On the potential of mean force of a sterically stabilized dispersion

Abstract

The potential of mean force (PMF) is the total free energy of a many-body colloidal system, and consequently it includes all the interactions the colloids experience due to collisions with themselves and with the solvent. Here, the PMF of a colloidal dispersion under various circumstances of current interest, such as varying solvent quality, polymer coating thickness, and addition of electrostatic interaction, is obtained from radial distribution functions available from the literature. They are based on implicit-solvent, computer simulation studies of a model TiO₂ dispersion that takes into account three major components to the interaction between colloidal particles, namely van der Waals attraction, repulsion between polymer coating layers, and a hard-core particle repulsion.
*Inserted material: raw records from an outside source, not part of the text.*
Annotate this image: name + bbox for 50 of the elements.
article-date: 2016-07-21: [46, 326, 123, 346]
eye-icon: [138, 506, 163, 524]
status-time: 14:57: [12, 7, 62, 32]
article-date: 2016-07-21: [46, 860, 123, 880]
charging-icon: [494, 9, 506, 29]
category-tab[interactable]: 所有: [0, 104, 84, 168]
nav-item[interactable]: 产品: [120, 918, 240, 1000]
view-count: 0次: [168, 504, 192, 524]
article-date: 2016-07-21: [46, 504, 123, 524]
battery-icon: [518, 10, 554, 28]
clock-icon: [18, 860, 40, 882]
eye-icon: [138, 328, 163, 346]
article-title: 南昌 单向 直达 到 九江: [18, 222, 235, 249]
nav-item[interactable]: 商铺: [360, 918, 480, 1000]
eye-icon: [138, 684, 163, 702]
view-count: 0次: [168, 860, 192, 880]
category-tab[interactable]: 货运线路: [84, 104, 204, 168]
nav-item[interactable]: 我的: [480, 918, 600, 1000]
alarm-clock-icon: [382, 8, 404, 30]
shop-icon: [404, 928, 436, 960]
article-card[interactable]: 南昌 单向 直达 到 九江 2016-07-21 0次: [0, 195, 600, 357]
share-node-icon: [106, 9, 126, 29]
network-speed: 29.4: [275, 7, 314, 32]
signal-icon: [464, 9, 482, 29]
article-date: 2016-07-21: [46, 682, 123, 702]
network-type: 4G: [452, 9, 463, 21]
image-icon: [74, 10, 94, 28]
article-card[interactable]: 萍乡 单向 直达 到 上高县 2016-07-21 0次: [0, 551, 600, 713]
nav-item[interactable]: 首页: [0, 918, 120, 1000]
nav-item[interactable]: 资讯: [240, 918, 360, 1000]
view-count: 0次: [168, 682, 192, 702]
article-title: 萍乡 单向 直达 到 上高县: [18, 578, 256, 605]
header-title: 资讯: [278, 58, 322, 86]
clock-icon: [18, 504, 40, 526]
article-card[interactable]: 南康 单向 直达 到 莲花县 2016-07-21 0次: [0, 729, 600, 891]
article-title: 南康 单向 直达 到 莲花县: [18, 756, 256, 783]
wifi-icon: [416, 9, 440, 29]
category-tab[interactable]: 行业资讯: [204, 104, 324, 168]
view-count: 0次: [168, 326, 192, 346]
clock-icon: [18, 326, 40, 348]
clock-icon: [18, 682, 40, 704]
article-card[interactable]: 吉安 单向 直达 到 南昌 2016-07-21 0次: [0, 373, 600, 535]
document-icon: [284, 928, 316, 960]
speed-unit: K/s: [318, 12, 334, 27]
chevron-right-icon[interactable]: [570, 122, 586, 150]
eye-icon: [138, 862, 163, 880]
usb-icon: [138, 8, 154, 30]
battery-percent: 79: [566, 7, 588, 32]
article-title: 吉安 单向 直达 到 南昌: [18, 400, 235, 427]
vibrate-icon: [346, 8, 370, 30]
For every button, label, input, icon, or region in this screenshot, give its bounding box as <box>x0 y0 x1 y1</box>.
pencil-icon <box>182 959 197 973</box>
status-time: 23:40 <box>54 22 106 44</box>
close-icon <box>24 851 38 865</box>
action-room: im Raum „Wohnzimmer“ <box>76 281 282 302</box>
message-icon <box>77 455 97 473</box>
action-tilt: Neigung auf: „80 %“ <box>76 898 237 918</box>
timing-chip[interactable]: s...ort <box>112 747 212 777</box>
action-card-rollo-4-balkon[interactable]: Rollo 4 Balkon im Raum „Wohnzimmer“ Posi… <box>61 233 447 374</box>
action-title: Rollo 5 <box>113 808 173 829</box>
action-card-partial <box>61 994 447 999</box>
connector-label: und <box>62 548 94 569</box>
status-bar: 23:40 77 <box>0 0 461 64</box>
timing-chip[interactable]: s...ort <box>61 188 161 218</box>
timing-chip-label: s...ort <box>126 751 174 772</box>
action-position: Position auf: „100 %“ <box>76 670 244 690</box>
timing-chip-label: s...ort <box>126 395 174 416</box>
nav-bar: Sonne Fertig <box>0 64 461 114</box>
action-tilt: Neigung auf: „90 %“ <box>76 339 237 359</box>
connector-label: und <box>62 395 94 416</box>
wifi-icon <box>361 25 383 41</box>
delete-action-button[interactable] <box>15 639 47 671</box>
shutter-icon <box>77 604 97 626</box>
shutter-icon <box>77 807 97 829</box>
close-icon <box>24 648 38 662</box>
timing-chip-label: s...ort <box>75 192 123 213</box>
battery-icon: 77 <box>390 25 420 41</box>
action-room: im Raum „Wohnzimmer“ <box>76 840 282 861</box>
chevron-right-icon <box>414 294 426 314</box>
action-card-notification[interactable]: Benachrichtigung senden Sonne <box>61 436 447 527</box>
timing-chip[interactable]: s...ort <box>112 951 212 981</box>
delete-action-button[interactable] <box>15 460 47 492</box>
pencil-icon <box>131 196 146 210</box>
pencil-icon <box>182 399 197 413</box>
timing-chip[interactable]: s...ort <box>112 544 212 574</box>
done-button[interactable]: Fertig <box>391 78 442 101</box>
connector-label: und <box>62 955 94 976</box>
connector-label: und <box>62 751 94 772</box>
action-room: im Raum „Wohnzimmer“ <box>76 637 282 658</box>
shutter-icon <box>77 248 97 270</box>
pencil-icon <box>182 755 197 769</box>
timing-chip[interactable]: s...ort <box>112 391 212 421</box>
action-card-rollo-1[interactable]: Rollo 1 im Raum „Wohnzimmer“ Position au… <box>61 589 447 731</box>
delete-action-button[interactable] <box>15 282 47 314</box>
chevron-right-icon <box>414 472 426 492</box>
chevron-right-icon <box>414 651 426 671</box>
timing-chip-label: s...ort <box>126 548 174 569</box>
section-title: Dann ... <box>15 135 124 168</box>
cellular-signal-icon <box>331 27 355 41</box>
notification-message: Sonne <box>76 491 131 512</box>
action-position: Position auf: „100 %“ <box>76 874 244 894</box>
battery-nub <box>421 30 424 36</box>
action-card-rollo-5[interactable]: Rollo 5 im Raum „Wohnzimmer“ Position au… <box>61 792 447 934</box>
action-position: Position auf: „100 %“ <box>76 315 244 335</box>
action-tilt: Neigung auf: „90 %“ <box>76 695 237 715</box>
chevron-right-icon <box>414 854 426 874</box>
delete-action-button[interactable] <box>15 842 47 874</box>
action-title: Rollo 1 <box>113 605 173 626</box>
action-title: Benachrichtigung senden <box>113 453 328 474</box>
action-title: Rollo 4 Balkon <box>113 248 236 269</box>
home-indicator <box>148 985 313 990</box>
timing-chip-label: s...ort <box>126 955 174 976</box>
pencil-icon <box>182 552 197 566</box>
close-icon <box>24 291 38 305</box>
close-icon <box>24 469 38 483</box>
In addition, a screened form of the electrostatic interaction was included. It is argued that optimal conditions for dispersion stability can be derived from a comparative analysis of the PMF under the different situations studied. This thermodynamics-based analysis is believed to be more accessible to specialists working on the development of improved colloidal formulations than that based on the more abstract, radial distribution functions.

Appendix

Here, we show how equations (4) and (5) can be expressed in reduced units (indicated by an asterisk) so that they can be drawn on the same scale as the other PMF in Fig. 3. Let us start by changing variables so that the spatial coordinate is not the compressed polymer layer thickness (h) but rather the relative distance between the colloidal particles’ centers of mass (r), as follows: \(r = h + \sigma\), where σ is the particle diameter (see Fig. 2). Reducing all lengths with \(2h_{0}\), we obtain for the AdG model

$$W_{\text{AdG}}^{*} \left( {r^{*} } \right) = \frac{{W_{\text{AdG}} \left( {r^{*} } \right)}}{{k_{B} T}} = A^{*} \Gamma^{*3/2} \left[ {\frac{4}{5}\left( {r^{*} - \delta^{*} } \right)^{ - 5/4} + \frac{4}{7}\left( {r^{*} - \delta^{*} } \right)^{7/4} - \frac{48}{35}} \right],$$

(8)

and for MWC model

$$W_{\text{MWC}}^{*} \left( {r^{*} } \right) = \frac{{W_{\text{MWC}} \left( {r^{*} } \right)}}{{k_{B} T}} = A^{*} \Gamma^{*3/2} \left[ {\frac{1}{2}\left( {r^{*} - \delta^{*} } \right)^{ - 1} + \frac{1}{2}\left( {r^{*} - \delta^{*} } \right)^{2} - \frac{1}{10}\left( {r^{*} - \delta^{*} } \right)^{5} - \frac{9}{10}} \right],$$

(9)

where \(A^{*} = \pi \delta^{*2} A\); \(\Gamma^{*} = N_{p} /A^{*}\), with \(N_{p}\) equal to the number of polymer chains grafted onto the colloidal surface, and \(\delta^{*} = \sigma /2h_{0}\). The constants subtracted [48/35 in equation (8), and 9/10 in equation (9)] are chosen so that the PMF can be equal to zero when the opposing polymer brushes separate enough that they do not overlap (\(r^{*} = 2\delta^{*}\)), since both models (AdG19,20 and MWC21) are defined only for polymer brush compression. To compare both models with our predictions for the PMF on the same scale we chose the value of \(A^{*} \Gamma^{*3/2} = 0.05\) and \(\delta^{*} = 1\), for both cases [equations (8) and (9)].